You Are Your Own Addictions Treatment Provider

If I could offer one and only one truth discovered from my 25 months of effort to recover from addiction to alcohol, it would be this – and it’s not sexy:

You are your own primary addictions treatment provider and caregiver.

It’s a bitter irony that so much care and help is available (this post begins a series on exactly that) but in the moment when the totality of addiction is upon you, you are the one who has to handle it.

Checkered green fabricYou have the condition, disorder – whatever term one wants to use – all day every day. Who’s going to work that shift, day after day, month after month, to treat you for your condition? No one. It has to be you.

So you’ve now been appointed your 24-7 caretaker. You’re the one-and-only who has to keep you clean and sober, at your appointments, eat, exercise, all of it. You feel sick, deranged, ill, weak. You have physical, emotional, spiritual, psychic flu and you’re supposed to get yourself around, figure out what to do and do it?! A sick person caring for a sick person?! Insanity. Ridiculous.

And as your round-the-clock caregiver, you will experience desolate caregiver burnout – but you can’t quit! There’s no R & R, there’s no break – because you’re your own patient!

Please, truly, get upset about it. I certainly did.

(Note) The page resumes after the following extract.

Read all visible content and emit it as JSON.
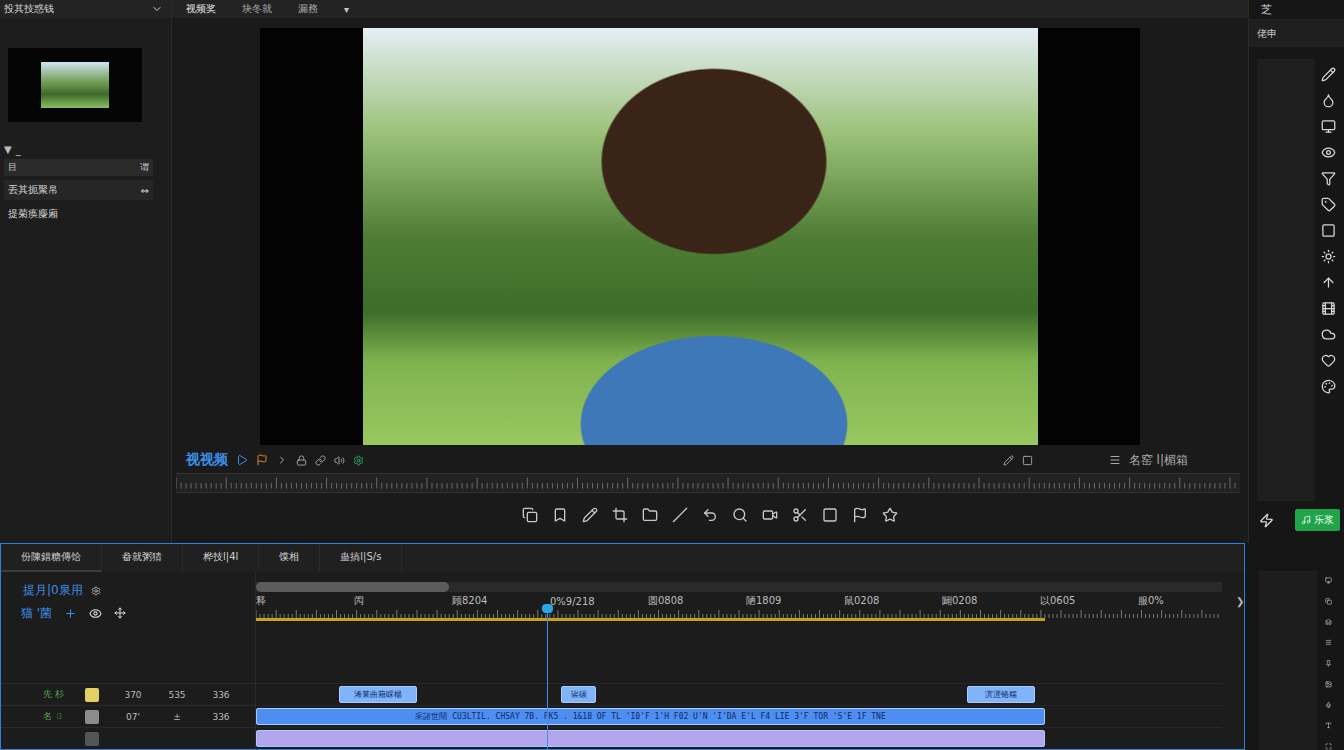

I watched caregivers tend my mother as she was dying. Every moment of the last moments of her life, day after day, week after week, my mother had the company and ministrations of a caregiver. She was no longer an independent entity hunting and gathering food and water on her own, bathing herself, relieving herself privately. She could no longer do life alone.

I was no longer an independent entity when I became addicted to alcohol. Absence of wine had the control. I felt helpless, hopeless. I kept throwing myself off a cliff away from alcohol, falling and falling. I flailed and thrashed, throwing myself here and there, to this person and that person, seeking relief from spinning end-over-end. I don’t remember what, when, or why, but somehow I realized that, to manage my desperate state, I had to gather a part of me to do for myself what the caregivers did for my mother.

My job description as my own personal addictions treatment provider and caregiver is miserably hard but pretty simple:

  1. Handle the acutely distressed moments of addiction as they happen without drinking or using or harming myself or others by word or deed.
  2.  Strengthen myself in between those moments to handle those moments. Because they keep coming.

And the other crazy irony is that once I realized I, alone, had to do this job, I realized I couldn’t do it alone. But I was newly conscious, like a caregiver would be, of what was working and what wasn’t for my patient. I knew better what I needed to ask for help with to do parts 1 and 2 of my job description. And as my mother did, I most needed company.

I have shared that I have begun working on a manuscript for a book I wish I had been able to read on day one of my abstinence from alcohol. For now, its form is a letter to my day-one abstinent self from my two-year sober self. “You are your primary addictions treatment provider and caregiver” isn’t the very first line in the letter. And I don’t say it exactly that way. But it’s near the beginning.

Dear Anne,

Remember when you told your hairdresser that you were asking her for a good hair day for a bad self? You thought it was you, didn’t you? You thought you, yourself, had let this in, that all along you were trying to be such a good girl and follow all the rules to protect yourself from hurt. And you thought you had failed. You were all hurt all the time and you just couldn’t understand. I can see you standing there, such a baffled, woebegone little girl in a green gingham cotton dress. And you’re being so brave, standing there, trying not to cry.

It’s not her, it’s not you, nobody did anything wrong. This is just something that happens to some people. Come here. Let’s hug ourselves. It’s okay. It’s going to be okay. There are some things we can do. You’re not wrong to try. We’re just going to try some different things is all. Things you are so good at – following directions, working hard – they will help us so much. You will be the biggest help. Come here. Let’s hug. We can do this.

Love,
Anne

Comments

  1. The letter you wrote to yourself is so touching, loving, and supportive. I cried for you because its so hard to be your own caregiver, and I cried for myself because I needEd to hear what was in your letter, too.